We should all be eating more fiber.
That’s the advice we are constantly given by health professionals, public health bodies, and our grandparents alike.
That fiber is necessary as part of a healthful diet is not just folklore or an old wives’ tale; it’s medical fact. You need to eat plenty of fiber on a regular basis to keep your digestive system working properly.
There is now a mountain of research showing that fiber consumption is tightly correlated with the incidence of colorectal cancer. We have clear mechanisms to explain this correlation too, so we can infer causation – fiber consumption helps protect against colorectal cancer.
There is also a robust body of research showing that a diet rich in soluble fibers protects against heart disease, stroke, diabetes, and a trove of inflammatory and metabolic conditions.
But one subject that is only just beginning to be researched properly is the relationship between fiber consumption and cognitive performance.
Many clinicians now believe that your gut in large part controls your cognitive performance – your memory function, focus, mental energy, and even your mood.
This has led many people to assert that a fiber-rich diet is the best diet for optimizing cognitive function.

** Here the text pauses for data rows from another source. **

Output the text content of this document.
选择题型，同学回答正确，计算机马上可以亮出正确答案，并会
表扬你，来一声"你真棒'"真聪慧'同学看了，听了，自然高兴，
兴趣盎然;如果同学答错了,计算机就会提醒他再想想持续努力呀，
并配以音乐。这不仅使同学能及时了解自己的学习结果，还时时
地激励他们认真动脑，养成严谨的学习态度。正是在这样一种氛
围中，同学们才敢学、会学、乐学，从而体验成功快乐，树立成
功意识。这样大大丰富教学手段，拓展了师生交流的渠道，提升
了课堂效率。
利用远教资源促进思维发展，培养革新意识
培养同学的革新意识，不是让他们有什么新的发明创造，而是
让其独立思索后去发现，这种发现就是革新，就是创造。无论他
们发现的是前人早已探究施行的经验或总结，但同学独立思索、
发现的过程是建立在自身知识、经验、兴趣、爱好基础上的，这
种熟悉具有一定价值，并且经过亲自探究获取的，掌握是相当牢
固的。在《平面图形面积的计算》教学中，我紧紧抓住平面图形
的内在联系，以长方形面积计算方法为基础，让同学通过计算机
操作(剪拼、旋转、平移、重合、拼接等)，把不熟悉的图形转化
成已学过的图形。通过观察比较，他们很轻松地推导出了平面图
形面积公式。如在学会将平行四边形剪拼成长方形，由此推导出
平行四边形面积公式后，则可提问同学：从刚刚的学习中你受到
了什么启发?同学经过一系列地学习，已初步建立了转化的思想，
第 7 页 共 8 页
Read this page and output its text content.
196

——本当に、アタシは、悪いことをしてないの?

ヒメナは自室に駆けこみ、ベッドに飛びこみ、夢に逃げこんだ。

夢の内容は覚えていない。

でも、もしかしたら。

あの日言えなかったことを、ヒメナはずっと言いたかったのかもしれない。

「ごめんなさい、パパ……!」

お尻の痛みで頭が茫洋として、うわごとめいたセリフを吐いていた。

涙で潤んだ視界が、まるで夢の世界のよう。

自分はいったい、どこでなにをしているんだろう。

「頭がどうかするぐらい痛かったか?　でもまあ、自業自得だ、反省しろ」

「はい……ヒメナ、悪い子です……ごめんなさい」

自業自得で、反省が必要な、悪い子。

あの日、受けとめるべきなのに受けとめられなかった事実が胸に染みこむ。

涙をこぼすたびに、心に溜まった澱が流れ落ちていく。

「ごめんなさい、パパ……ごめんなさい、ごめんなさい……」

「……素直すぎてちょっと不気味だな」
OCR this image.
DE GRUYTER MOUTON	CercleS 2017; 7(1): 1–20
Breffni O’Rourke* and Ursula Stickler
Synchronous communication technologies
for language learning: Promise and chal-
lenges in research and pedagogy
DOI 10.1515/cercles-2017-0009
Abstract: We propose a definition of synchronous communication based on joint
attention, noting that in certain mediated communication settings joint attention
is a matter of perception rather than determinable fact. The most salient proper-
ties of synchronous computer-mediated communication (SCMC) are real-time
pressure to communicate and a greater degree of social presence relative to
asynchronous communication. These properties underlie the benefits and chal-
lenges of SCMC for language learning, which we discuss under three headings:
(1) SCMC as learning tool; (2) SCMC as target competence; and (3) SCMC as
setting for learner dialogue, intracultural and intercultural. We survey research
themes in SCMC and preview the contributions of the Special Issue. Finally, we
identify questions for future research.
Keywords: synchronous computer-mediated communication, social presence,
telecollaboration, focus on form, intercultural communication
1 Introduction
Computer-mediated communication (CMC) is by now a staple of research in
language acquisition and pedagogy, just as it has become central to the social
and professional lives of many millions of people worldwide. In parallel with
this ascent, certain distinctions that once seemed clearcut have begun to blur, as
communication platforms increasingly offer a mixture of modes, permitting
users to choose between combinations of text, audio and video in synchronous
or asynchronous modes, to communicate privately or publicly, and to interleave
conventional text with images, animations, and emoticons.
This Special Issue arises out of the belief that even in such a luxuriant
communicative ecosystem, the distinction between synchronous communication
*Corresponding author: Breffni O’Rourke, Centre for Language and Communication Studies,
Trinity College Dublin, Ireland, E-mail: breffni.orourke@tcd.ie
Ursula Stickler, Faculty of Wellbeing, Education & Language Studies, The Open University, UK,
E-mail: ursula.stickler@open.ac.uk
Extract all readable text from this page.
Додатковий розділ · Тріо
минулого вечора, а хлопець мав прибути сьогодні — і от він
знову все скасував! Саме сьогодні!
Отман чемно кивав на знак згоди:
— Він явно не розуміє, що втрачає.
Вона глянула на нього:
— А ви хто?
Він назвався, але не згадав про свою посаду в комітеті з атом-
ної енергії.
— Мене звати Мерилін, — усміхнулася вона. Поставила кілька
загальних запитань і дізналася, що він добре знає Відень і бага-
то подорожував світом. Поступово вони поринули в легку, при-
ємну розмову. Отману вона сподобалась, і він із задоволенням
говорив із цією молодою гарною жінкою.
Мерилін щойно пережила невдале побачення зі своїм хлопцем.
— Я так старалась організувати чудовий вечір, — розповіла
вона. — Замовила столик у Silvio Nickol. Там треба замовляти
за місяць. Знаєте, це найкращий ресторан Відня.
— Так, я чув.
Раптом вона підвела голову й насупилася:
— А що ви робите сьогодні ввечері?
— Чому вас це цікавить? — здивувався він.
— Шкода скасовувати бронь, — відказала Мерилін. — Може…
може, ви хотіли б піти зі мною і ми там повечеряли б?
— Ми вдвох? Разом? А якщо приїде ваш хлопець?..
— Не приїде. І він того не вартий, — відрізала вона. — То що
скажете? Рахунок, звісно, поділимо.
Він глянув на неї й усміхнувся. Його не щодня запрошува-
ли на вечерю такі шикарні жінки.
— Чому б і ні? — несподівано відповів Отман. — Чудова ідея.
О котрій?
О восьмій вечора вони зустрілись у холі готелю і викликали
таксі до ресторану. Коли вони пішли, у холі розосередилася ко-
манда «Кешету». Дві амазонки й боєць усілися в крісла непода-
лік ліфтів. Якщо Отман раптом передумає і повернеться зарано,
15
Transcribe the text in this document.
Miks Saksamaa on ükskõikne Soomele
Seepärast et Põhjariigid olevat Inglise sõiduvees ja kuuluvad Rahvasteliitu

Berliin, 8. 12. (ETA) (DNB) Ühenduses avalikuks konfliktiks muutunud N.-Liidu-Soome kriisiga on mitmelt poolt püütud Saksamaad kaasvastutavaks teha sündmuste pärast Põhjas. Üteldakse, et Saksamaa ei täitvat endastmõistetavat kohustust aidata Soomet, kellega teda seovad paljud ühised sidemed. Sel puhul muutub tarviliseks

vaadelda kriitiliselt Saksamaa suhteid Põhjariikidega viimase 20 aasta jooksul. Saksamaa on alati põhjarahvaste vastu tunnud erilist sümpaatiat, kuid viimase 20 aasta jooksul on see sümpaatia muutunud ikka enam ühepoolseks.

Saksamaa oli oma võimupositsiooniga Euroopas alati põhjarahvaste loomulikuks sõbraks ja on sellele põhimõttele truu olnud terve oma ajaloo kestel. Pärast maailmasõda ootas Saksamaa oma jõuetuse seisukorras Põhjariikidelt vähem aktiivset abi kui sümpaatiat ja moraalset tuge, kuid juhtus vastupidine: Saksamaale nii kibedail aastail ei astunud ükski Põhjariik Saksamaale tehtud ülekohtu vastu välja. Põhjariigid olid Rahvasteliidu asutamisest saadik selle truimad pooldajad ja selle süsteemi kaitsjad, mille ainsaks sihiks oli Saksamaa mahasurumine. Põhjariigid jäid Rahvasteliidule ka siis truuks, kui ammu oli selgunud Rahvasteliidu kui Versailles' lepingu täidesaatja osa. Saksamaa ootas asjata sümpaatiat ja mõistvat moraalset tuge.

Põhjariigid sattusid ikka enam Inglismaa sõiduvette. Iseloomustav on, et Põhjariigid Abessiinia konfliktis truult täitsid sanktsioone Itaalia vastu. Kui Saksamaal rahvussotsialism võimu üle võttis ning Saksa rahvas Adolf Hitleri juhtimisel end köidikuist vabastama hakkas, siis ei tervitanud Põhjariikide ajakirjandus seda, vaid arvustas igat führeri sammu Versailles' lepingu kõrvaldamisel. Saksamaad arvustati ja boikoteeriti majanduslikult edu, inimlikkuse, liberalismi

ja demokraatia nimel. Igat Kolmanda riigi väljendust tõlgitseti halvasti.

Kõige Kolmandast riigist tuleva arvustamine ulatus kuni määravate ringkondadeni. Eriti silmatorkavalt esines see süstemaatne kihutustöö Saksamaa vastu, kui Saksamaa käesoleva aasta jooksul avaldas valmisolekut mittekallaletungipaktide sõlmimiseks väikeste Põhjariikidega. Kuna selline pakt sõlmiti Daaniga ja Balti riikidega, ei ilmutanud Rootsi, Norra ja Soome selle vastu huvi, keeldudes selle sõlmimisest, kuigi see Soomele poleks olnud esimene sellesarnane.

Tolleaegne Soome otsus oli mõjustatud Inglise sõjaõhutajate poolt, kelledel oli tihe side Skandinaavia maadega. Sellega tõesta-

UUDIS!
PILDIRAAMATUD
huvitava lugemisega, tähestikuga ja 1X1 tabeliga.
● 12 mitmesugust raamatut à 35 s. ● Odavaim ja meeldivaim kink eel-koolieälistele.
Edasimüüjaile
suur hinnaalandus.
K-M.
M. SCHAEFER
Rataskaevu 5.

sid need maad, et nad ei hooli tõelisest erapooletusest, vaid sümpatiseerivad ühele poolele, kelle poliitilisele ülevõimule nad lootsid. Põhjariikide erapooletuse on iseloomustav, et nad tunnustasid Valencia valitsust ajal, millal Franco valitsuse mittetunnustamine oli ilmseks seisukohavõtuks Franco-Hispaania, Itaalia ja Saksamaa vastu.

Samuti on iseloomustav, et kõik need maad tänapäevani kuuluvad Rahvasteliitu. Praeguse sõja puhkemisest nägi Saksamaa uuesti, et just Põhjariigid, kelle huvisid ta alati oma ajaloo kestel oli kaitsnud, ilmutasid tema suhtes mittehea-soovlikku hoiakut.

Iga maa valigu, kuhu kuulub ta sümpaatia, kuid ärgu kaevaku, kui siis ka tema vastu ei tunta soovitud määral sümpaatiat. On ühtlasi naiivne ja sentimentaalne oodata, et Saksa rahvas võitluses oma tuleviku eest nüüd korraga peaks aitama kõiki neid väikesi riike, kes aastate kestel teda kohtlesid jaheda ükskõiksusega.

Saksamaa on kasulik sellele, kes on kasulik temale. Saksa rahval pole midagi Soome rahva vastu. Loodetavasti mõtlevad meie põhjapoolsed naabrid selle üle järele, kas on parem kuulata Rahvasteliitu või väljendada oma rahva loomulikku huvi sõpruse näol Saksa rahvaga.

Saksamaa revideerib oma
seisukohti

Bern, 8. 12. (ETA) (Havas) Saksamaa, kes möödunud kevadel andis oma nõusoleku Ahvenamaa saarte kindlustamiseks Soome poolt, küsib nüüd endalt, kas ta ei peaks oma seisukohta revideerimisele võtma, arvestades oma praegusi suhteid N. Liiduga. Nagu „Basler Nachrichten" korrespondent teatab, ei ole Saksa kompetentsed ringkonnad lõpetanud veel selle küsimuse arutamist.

Is this true? Can fiber really improve memory, focus, and mood? How does the gut influence the brain?
Let’s see what the experts have to say!
The Gut-Brain Axis
The gut is home to an enormous amount of neurons. There are more neurons in the human gut than there are in the brain of a rat; one fo the most intelligent rodents. The gut is also where you’ll find the highest concentrations of certain neurotransmitters usually associated with the brain; 90% of the body’s serotonin is made in the gut, and most of it is used there to govern digestive function.
This bundle of nerves and neurotransmitters is called the enteric nervous system, and it is part of the autonomic nervous system. This is the wiring responsible for the things you don’t have to think about – breathing, digesting food, releasing enzymes, and so on.
The enteric nervous system in the gut and the brain are in constant communication with one another via the Vagus Nerve.
The communication between the brain and the “second brain” worls two ways – the brain sends signals to the gut, and the gut sends both electrical signals and neurotransmitters to the brain.
This is what led many researchers to begin looking at the gut-mind connection in the first place.
What they found is pretty staggering.
Gut Health & Cognitive Performance
According to Brian Johnson of VAGA.org, gut health and cognitive performance are intimately linked.
“People are quick to start experimenting with nootropics when they want to gain a mental edge. But they completely ignore their gut microbiome, the health of which can have an exponentially bigger impact on cognition than smart drugs.”
This seems to be true when you look at the experience of people using prebiotics online. The best prebiotics (http://www.vaga.org/best-prebiotics/) claim to not only improve digestive health, but also to promote heightened focus and better memory function.
According to the user base, they work!
This is backed up by hard clinical research. There are dozens of clinical trials out there – like this one https://www.ncbi.nlm.nih.gov/pubmed/30535275 – which show that prebiotic use promote better memory recall, retention, and verbal fluency.
Prebiotic supplements are just concentrated forms of certain plant fibers. Incorporating more indigestible, water soluble fiber into your diet will clearly improve memory, as well as a lot of other cognitive faculties.